During embryogenesis, epithelial cells migrate and change shape in order to generate three dimensional structure. How these cells move,and the signals that cause their movement is the focus of our research. During the process known as ventral enclosure epithelial cells that originate on the dorsal surface of the embryo migrate to the ventral midline, forming adhesive junctions.

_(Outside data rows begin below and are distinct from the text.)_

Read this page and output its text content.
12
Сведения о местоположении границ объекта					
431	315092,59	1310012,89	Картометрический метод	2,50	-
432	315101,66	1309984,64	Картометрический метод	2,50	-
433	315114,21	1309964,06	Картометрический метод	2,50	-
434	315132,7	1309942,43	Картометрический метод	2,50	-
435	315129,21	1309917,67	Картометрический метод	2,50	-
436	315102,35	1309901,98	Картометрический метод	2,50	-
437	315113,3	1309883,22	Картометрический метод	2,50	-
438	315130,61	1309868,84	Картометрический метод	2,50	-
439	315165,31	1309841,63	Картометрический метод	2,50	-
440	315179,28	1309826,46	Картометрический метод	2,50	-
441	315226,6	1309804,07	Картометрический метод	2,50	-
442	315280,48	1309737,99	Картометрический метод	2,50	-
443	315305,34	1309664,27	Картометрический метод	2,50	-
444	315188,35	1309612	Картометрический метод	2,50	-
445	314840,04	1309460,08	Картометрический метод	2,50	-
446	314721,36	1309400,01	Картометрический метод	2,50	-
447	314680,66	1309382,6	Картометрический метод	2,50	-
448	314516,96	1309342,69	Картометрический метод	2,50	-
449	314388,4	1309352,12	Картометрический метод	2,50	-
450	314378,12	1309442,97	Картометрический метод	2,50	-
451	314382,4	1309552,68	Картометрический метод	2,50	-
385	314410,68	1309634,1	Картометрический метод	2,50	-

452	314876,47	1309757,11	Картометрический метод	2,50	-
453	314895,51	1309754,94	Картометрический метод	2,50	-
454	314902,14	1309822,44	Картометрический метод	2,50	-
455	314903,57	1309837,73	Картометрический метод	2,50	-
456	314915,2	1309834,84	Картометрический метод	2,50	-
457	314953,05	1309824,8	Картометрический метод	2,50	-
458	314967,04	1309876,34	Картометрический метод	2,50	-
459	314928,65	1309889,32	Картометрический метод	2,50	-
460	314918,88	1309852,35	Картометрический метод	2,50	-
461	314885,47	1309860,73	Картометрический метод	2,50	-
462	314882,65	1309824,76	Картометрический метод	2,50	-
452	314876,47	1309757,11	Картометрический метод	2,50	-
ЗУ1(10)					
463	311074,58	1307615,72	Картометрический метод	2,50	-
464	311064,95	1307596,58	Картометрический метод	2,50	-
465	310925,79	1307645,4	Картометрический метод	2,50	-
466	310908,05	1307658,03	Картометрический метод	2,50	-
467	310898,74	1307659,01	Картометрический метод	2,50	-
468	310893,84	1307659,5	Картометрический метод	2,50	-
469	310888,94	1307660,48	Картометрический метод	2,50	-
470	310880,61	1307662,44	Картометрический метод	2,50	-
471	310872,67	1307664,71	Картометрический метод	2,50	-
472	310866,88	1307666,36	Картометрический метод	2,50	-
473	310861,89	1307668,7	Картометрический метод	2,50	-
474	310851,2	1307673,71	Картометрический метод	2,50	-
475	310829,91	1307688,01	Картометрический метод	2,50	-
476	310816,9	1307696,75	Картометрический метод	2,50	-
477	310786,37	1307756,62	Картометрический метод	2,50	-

jc5 is a cold sensitive mutant that is defective in ventral enclosure and was identified in an EMS mutagenesis screen performed in the Hardin laboratory. Phenotypically,
jc5 mutants show defects during varying stages of embryogenesis. Approximately 20% of embryos die because migration of epithelial cells from the dorsal side never occurs. Another 20% die during enclosure, predominantly displaying dorsal retraction or partial enclosure phenotypes. 40% of dead embryos that enclose properly, but develop severe body shape defects as they try to elongate into a worm. In addition, another 20% of embryos may display cytokinesis defects leading to too few hypodermal cells. These phenotypes have been observed using 4D Normarski microscopy, as well as with multiphoton microscopy with the Junction Associated Molecule-1 (JAM-1) GFP. We have mapped the gene to a small region of approximately 80KB on LG IV. One candidate gene in the region is an inositol 1,4,5-triphosphate receptor (ITR-1). In RNA interference experiments using
itr-1, we have been able to phenocopy the
jc5 phenotypes. Preliminary evidence with individual cosmids that break within
itr-1 is consistent with the hypothesis that the
jc5 mutation is caused by a lesion in the
itr-1 gene. In order to test whether
itr-1is jc5, we will try to rescue the
jc5 phenotype by injection using a cosmid that spans the
itr-1region. ITR-1 has already been found to act in behavioral rhythms in C. elegans larva and adults (Dal Santo, P. et al, 1999. Cell 98, 757), and can act as a Ras-independent effector of the LET-23 epidermal growth factor receptor (Clandinin, T. et al, 1998. Cell 92, 523). However, no one has characterized the role of this protein in embryonic development. It is known that ITR-1 controls intracellular calcium levels; recent papers in other systems have implicated calcium in the regulation of actin during cell migration (Gallo, G. and Letourneau, P.C., Current Biology 9, 490). This may indicate a role for ITR-1 in cytoskeletal rearrangement during ventral enclosure.